Il est 1.12, et ça pète depuis des heures. J'ai failli me noyer dans une flaque à la porte Saint Cloud. De retour au bercail les vitres tremblaient grave de la mort, éclairs, tonnerre, donnaient à cette fin de soirée une allure de monde à la dérive, à vous en étouffer de taboulé toutes les hordes de voisins en folie, bien après leurs sinistres apéros.
Envie de laisser pointer "le mauvais fond". rancoeur. méchanceté. mesquinerie. perfidie. Tous leurs vins rosés tièdes, leurs taboulés rances, les pizzas crâmées sur les bords et les cakes aux olives immâchables, à vous étouffer le premier Saint venu... Tout ça détrempé par un orage géant, libérateur et misanthrope, à vous redonner confiance, sinon en l'humanité, du moins en une nature souveraine et raisonnable.
Mademoiselle Mauresmo n'a pas pu jouer son deuxième set sur le court Suzanne Langlen. Une journée qui vous pourrit à la fois Roland Garros et Immeubles en Fête est forcément à marquer d'une pierre blanche. Pas grave. Elle perdra demain; sinon jeudi prendra sa trempe, faut que ça continue.
Je hais mai. S'enquiller successivement le Festival de Cannes (où les héros cette année furent "ces élèves de collège" dont les plus jeunes semblaient avoir dix-huit ans, où chaque fille affichait des décolletés à 95D de moyenne, rarement constatés chez des élèves lambda de classes de quatrièmes); et puis "Roland". Il me semble que je mourrai un mois de mai, et qu'en fond sonore j'entendrai le commentaire asthmatique du type de la 2, et la voix du speaker annonçant 0-40. Jeu blanc. Fin de partie.
Et la fête des voisins sponsorisée par l'argent public. Elle signe chez nous le nouveau pouvoir des gardiennes d'immeubles, rebaptisées "agentes d'ambiance communautaires", ou quelque chose d'approchant. Elles animent, désormais. Elles "créent du lien social". Elles donnent du "sens" à leur emploi. En font une mission. J'en connais une, dans le quartier, qui se vante d'aller débusquer les récalcitrants jusque chez eux, allez, pas d'histoire, venez donc prendre un verre. La dame de mon immeuble est jeune, sympa, professionnelle, serviable, souriante. Une bénédiction. Voilà une semaine que je frôle les murs et me fais discret. Pourquoi a-t-il fallu qu'elle aussi se mèle de "raffermir les relations entre personnes"?

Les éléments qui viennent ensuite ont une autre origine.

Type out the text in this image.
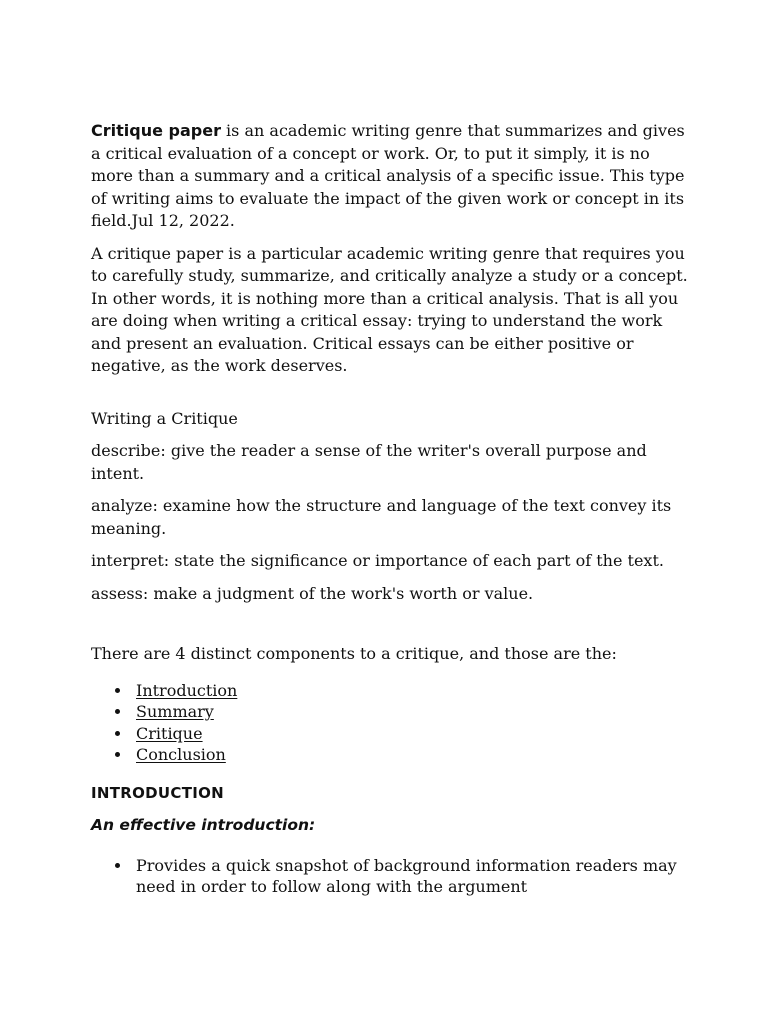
Critique paper is an academic writing genre that summarizes and gives a critical evaluation of a concept or work. Or, to put it simply, it is no more than a summary and a critical analysis of a specific issue. This type of writing aims to evaluate the impact of the given work or concept in its field.Jul 12, 2022.

A critique paper is a particular academic writing genre that requires you to carefully study, summarize, and critically analyze a study or a concept. In other words, it is nothing more than a critical analysis. That is all you are doing when writing a critical essay: trying to understand the work and present an evaluation. Critical essays can be either positive or negative, as the work deserves.

Writing a Critique

describe: give the reader a sense of the writer's overall purpose and intent.

analyze: examine how the structure and language of the text convey its meaning.

interpret: state the significance or importance of each part of the text.

assess: make a judgment of the work's worth or value.

There are 4 distinct components to a critique, and those are the:

Introduction
Summary
Critique
Conclusion

INTRODUCTION

An effective introduction:

Provides a quick snapshot of background information readers may need in order to follow along with the argument
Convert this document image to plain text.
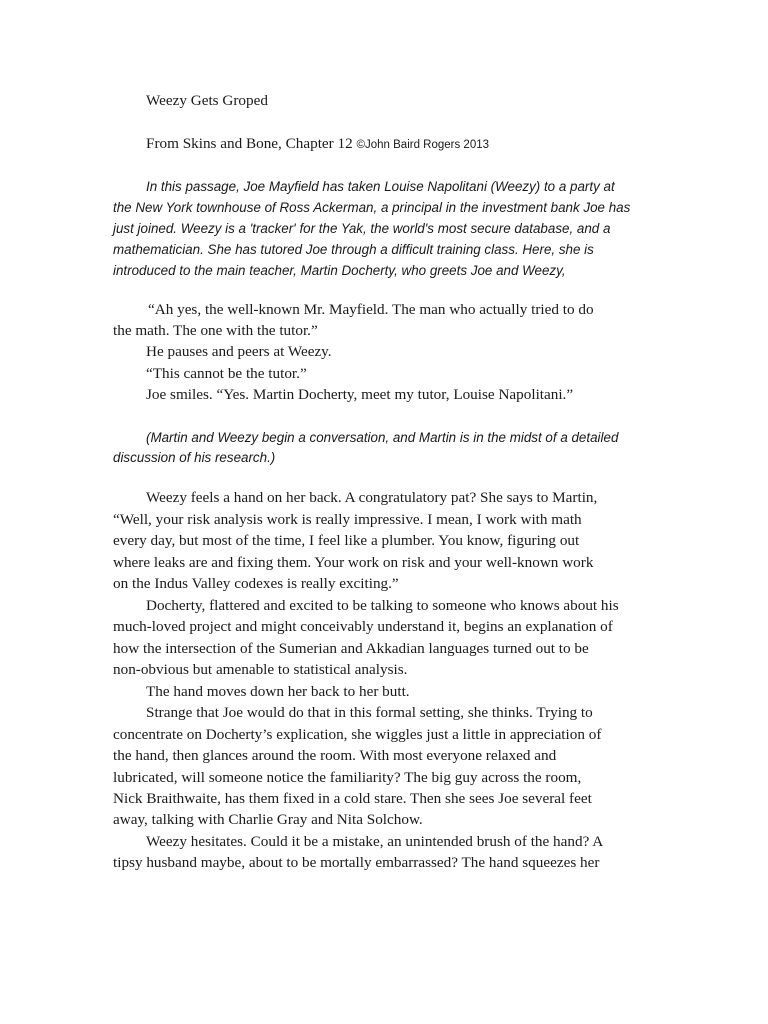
Weezy Gets Groped
From Skins and Bone, Chapter 12 ©John Baird Rogers 2013
In this passage, Joe Mayfield has taken Louise Napolitani (Weezy) to a party at
the New York townhouse of Ross Ackerman, a principal in the investment bank Joe has
just joined. Weezy is a 'tracker' for the Yak, the world's most secure database, and a
mathematician. She has tutored Joe through a difficult training class. Here, she is
introduced to the main teacher, Martin Docherty, who greets Joe and Weezy,
“Ah yes, the well-known Mr. Mayfield. The man who actually tried to do
the math. The one with the tutor.”
He pauses and peers at Weezy.
“This cannot be the tutor.”
Joe smiles. “Yes. Martin Docherty, meet my tutor, Louise Napolitani.”
(Martin and Weezy begin a conversation, and Martin is in the midst of a detailed
discussion of his research.)
Weezy feels a hand on her back. A congratulatory pat? She says to Martin,
“Well, your risk analysis work is really impressive. I mean, I work with math
every day, but most of the time, I feel like a plumber. You know, figuring out
where leaks are and fixing them. Your work on risk and your well-known work
on the Indus Valley codexes is really exciting.”
Docherty, flattered and excited to be talking to someone who knows about his
much-loved project and might conceivably understand it, begins an explanation of
how the intersection of the Sumerian and Akkadian languages turned out to be
non-obvious but amenable to statistical analysis.
The hand moves down her back to her butt.
Strange that Joe would do that in this formal setting, she thinks. Trying to
concentrate on Docherty’s explication, she wiggles just a little in appreciation of
the hand, then glances around the room. With most everyone relaxed and
lubricated, will someone notice the familiarity? The big guy across the room,
Nick Braithwaite, has them fixed in a cold stare. Then she sees Joe several feet
away, talking with Charlie Gray and Nita Solchow.
Weezy hesitates. Could it be a mistake, an unintended brush of the hand? A
tipsy husband maybe, about to be mortally embarrassed? The hand squeezes her
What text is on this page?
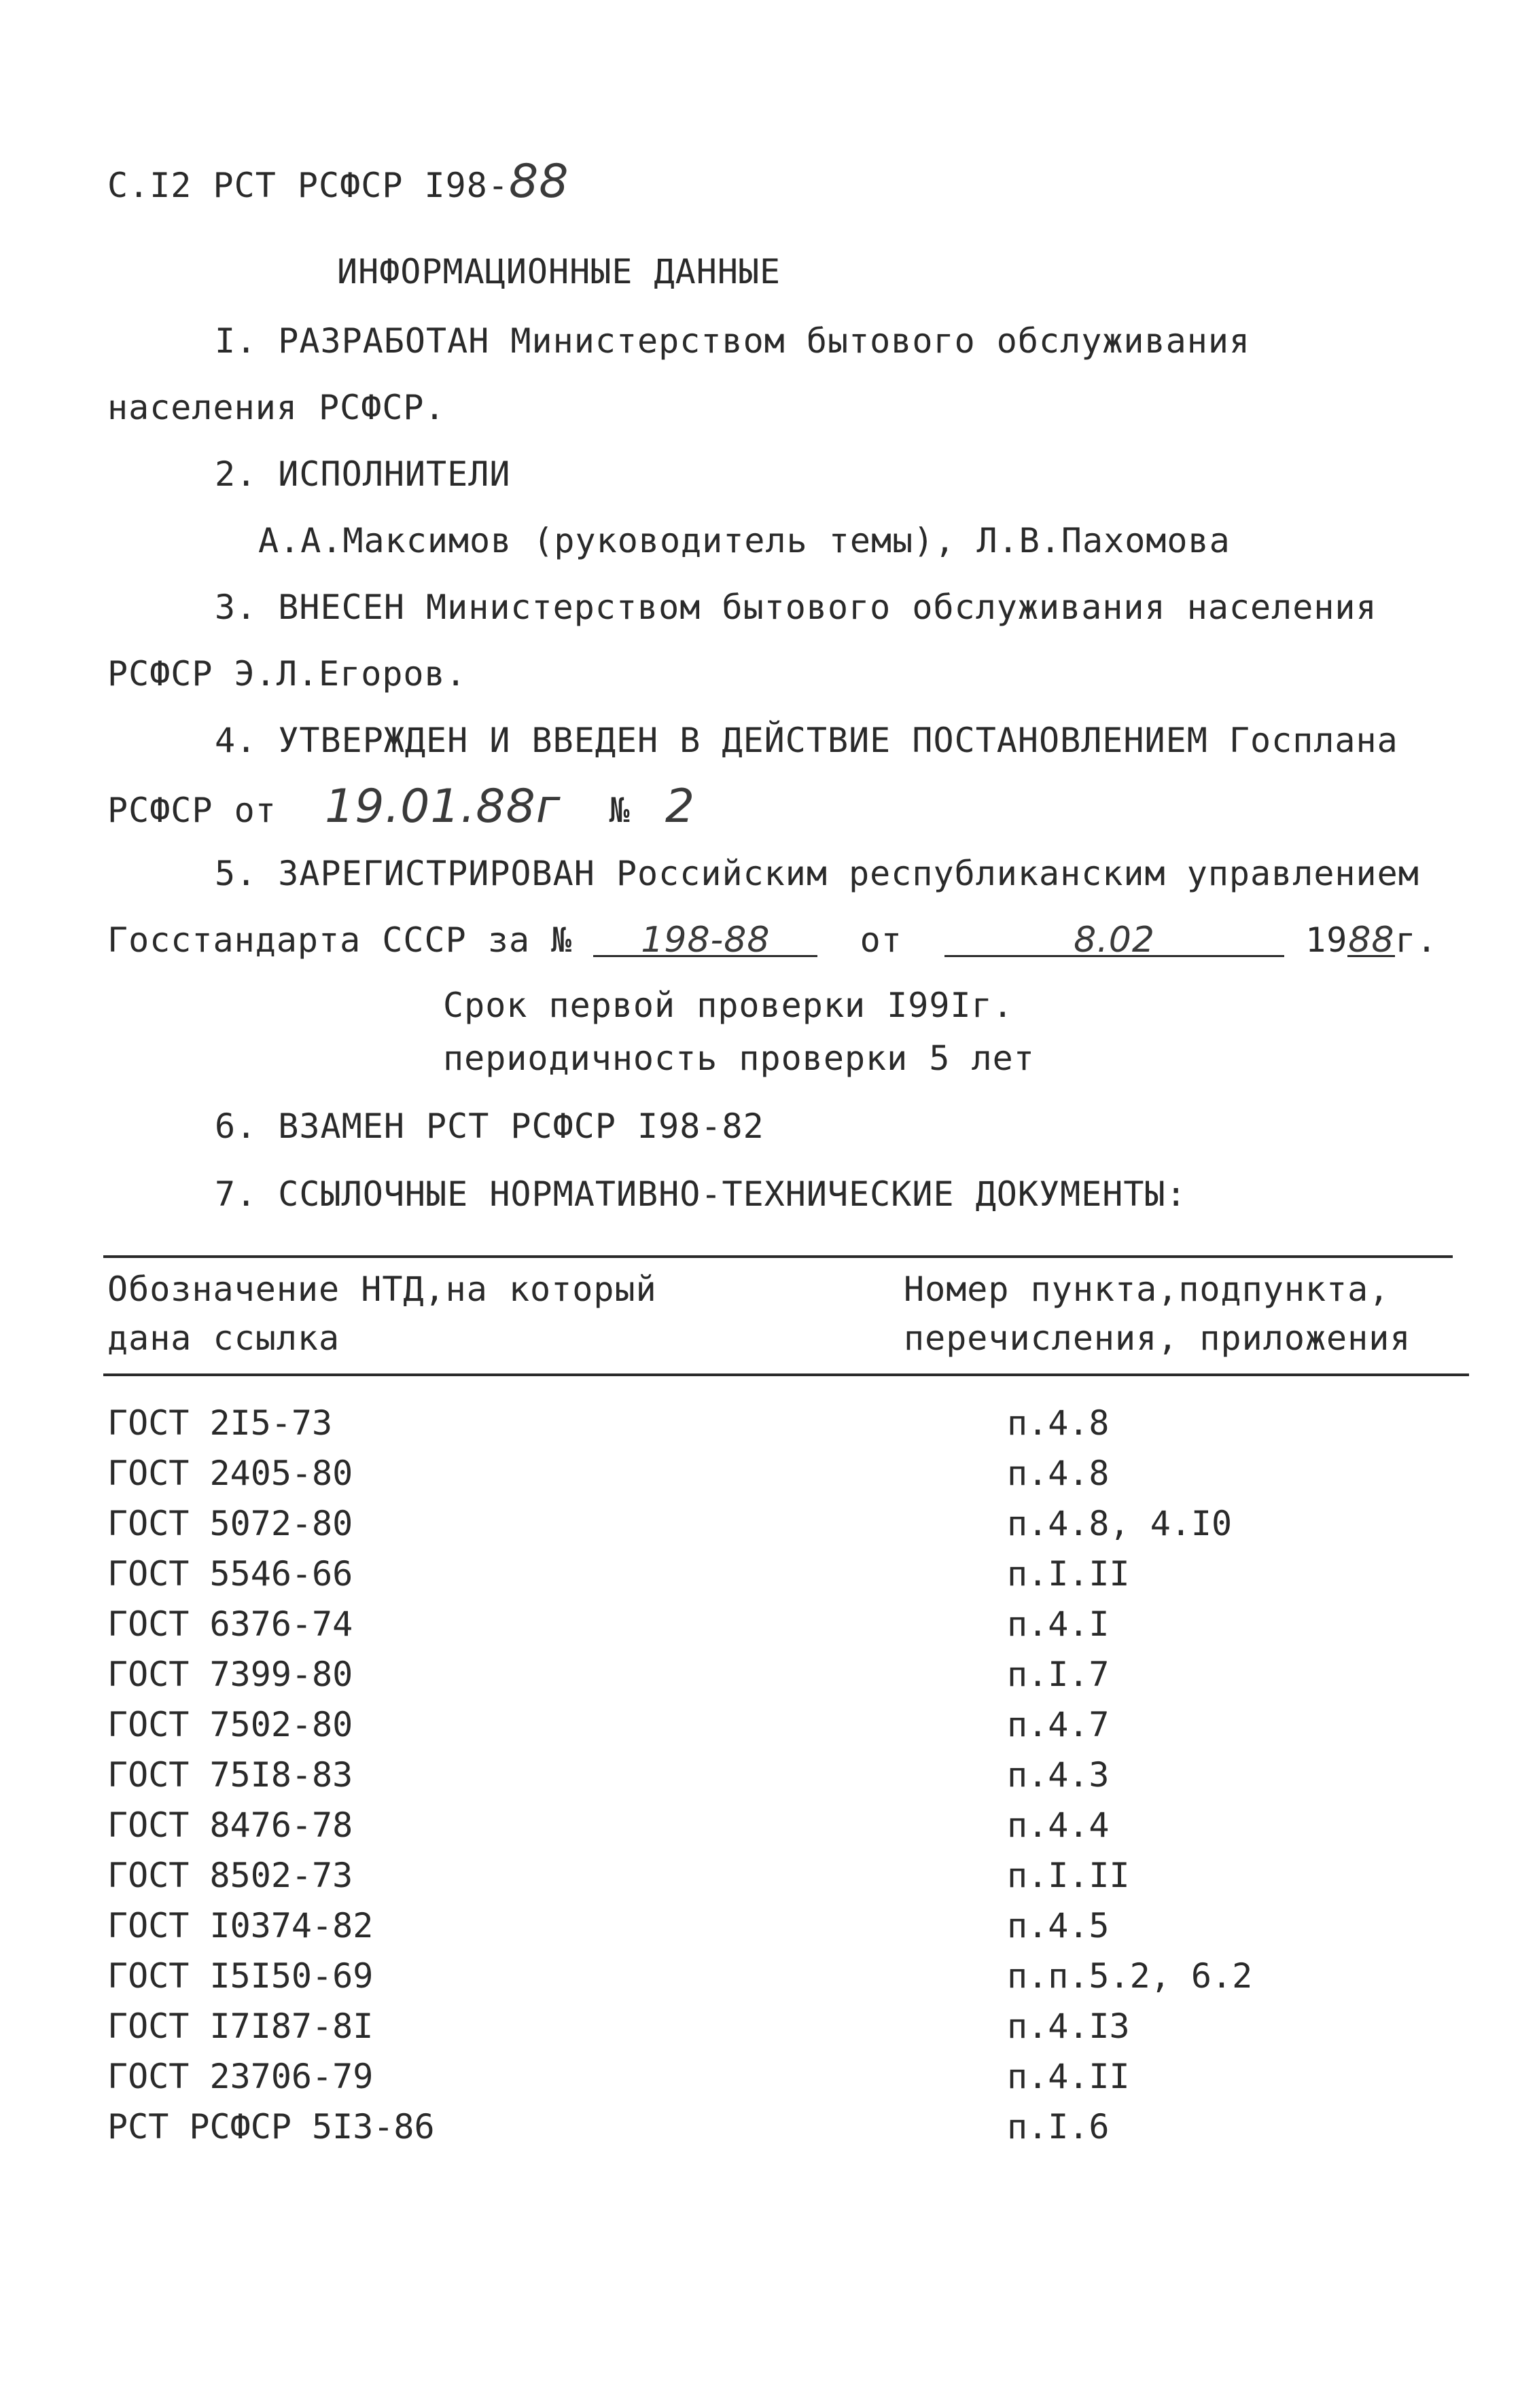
С.I2 РСТ РСФСР I98-88
ИНФОРМАЦИОННЫЕ ДАННЫЕ
I. РАЗРАБОТАН Министерством бытового обслуживания
населения РСФСР.
2. ИСПОЛНИТЕЛИ
А.А.Максимов (руководитель темы), Л.В.Пахомова
3. ВНЕСЕН Министерством бытового обслуживания населения
РСФСР Э.Л.Егоров.
4. УТВЕРЖДЕН И ВВЕДЕН В ДЕЙСТВИЕ ПОСТАНОВЛЕНИЕМ Госплана
РСФСР от 19.01.88г № 2
5. ЗАРЕГИСТРИРОВАН Российским республиканским управлением
Госстандарта СССР за № 198-88	от	8.02	1988г.
Срок первой проверки I99Iг.
периодичность проверки 5 лет
6. ВЗАМЕН РСТ РСФСР I98-82
7. ССЫЛОЧНЫЕ НОРМАТИВНО-ТЕХНИЧЕСКИЕ ДОКУМЕНТЫ:
Обозначение НТД,на который
дана ссылка
Номер пункта,подпункта,
перечисления, приложения
ГОСТ 2I5-73	п.4.8
ГОСТ 2405-80	п.4.8
ГОСТ 5072-80	п.4.8, 4.I0
ГОСТ 5546-66	п.I.II
ГОСТ 6376-74	п.4.I
ГОСТ 7399-80	п.I.7
ГОСТ 7502-80	п.4.7
ГОСТ 75I8-83	п.4.3
ГОСТ 8476-78	п.4.4
ГОСТ 8502-73	п.I.II
ГОСТ I0374-82	п.4.5
ГОСТ I5I50-69	п.п.5.2, 6.2
ГОСТ I7I87-8I	п.4.I3
ГОСТ 23706-79	п.4.II
РСТ РСФСР 5I3-86	п.I.6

Les uns m'empestent le week end à coups de merguez. Les autres me sabotent le samedi avec des musiques à la con qui s'éternisent "jusqu'au bout de la nuit", avec des oh o-oh oh-ho-ho, de fins de mitemps. La dernière hypocrisie de ces malfaisants, consiste à afficher une note dans l'ascenseur, confirmant leur volonté de cracher de la compile disco jusqu'à pas d'heure et à une puissance défiant l'entendement. Mais ils s'excusent par avance du bruit qu'ils pourraient causer, ce qui est à la fois une faute de goût et de français (je me fous qu'ils S'EXCUSENT eux-mêmes!) d'un faux cuisme achevé (cet emploi du conditionnel, comme si éventuellement pouvait s'évoquer l'hypothèse d'une partie de scrabble géant, d'une partouze adelphique sans arrière fond musical, d'un concours de tables tournantes, ou tout autre amusement respectant la quiétude des gens du 4ème). Enfin, pour couronner le tout, ils ajoutent (celà depuis peu, z'ont du trouver le truc sur quelque site communautaire boboiste) "si vous ne pouvez pas dormir, venez donc chez nous boire un verre!". Mais précisément! je ne vois qu'une perspective plus détestable que devoir supporter leurs gouts musicaux de chiottes: aller boire un verre "chez ces gens-là". Plutôt crever d'inanition.
Il faudrait des orages tout mai. Que le déluge submerge tout et tous, quarante jours et quarante nuits. J'étais ce soir de méchante humeur, à l'issue d'une journée où je partis cinq fois en vol plané dans la rue à cause d'une paire de pompes mal équipée pour la pluie. 01.46. Je vais me coucher. Tout à l'heure à dix heures, pour ne rien vous cacher je suis interviewé par un magazine sur le thème : les blogs ont changé leur vie. Pourvu que je sois mieux tourné à l'heure de lui parler. Est-ce que ma vie va changer mon blog, c'est plutôt ça que j'aimerais savoir. Mais c'est sans doute trop demander. D'ailleurs, ai-je encore une vie?